Lullabies to Paralyze was delayed for quite some time. In considerable part, this was because Nick Oliveri had been fired because of his aggression, which was a huge problem because Oliveri had been a core contributor involved in bass, vocals, and songwriting. However, it should also be mentioned that Mark Lanegan went on tour with his own band at around the same time, which resulted in rumors that he had left as well. In any case, the firing of Oliveri had a very noticeable effect on Queens of the Stone Age’s music with the result that Lullabies to Paralyze can be considered the start of a new era for the band. As such, the release showed some signs of a less than perfectly smooth transition. Despite those, Lullabies to Paralyze managed to come off as being quite good even if it wasn’t quite as good as its immediate predecessor. Granted, that isn’t much of a criticism considering that its immediate predecessor was Songs for the Deaf.

3. …Like Clockwork


Queens of the Stone Age’s fifth studio album Era Vulgaris came out in 2007. Meanwhile, the band’s sixth studio album …Like Clockwork came out in 2013, meaning that there was a considerable gap between the two releases.
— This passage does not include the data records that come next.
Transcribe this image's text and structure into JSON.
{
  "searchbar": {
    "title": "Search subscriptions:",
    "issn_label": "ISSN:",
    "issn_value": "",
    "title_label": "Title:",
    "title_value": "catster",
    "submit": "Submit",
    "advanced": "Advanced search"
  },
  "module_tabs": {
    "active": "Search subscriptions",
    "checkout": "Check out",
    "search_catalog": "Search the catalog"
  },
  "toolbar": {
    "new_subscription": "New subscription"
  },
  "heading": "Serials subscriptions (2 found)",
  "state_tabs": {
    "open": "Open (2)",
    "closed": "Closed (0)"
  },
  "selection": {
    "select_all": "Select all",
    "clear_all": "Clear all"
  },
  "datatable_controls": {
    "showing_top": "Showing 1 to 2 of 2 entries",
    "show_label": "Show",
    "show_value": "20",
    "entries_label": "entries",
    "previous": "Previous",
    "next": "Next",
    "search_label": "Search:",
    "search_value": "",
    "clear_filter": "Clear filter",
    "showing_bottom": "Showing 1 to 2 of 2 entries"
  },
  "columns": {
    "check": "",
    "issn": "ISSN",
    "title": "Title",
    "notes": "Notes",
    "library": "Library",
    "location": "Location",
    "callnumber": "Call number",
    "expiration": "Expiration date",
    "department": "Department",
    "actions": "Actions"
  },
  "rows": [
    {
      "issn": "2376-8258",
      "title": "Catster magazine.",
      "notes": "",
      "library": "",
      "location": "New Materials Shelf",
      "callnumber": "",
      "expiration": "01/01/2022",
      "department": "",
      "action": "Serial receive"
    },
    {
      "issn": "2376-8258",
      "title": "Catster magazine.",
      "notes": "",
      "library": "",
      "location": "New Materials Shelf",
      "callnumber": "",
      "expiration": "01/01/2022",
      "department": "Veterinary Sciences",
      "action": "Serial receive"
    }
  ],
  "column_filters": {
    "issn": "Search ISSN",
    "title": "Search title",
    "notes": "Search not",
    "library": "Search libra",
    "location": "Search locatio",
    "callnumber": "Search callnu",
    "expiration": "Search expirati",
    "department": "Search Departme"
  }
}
Given that Homme has been the band’s one constant member, interested individuals might guess that a line-up change was involved in some way. If so, they would be right because the drummer Joey Castillo departed during the production process. For that matter, that wasn’t even the sole interruption to the production process, with another excellent example being Homme’s very understandable depression when medical complications after a routine surgery made him incapable of getting out of bed for four months’ time. Still, Queens of the Stone Age eventually managed to get …Like Clockwork out the door, though the band’s sense of humor can be seen in how the title is a reference to their pattern of making great progress before running into some kind of issue. As for how it sounded, well, suffice to say that it sounded better than what a lot of interested individuals would have expected based on its production process. The studio album is very well-put-together, which is very surprising considering how it came to be.

2. Rated R


As mentioned earlier, Queens of the Stone Age seemed like it was still finding itself on its self-titled debut studio album. By the time that Rated R had come out, that had changed. Simply put, it was a very confident, very impactful release. As such, one might even say that Rated R was the band’s true introduction to the world, particularly since it was the studio album that enabled it to break through. The studio album did have some issues, but they were just minor when compared with everything else.

1. Songs for the Deaf


Music isn’t a perfected science. Otherwise, bands would be able to repeat their most remarkable successes again and again. For Queens of the Stone Age, said success would be the band’s third studio album Songs for the Deaf, which is particularly precious because the line-up that made it no longer exists. If Rated R was the band’s breakthrough release in the U.S. market, then this was the studio album that made the band famous on the world stage. Something that was well-deserved because of it.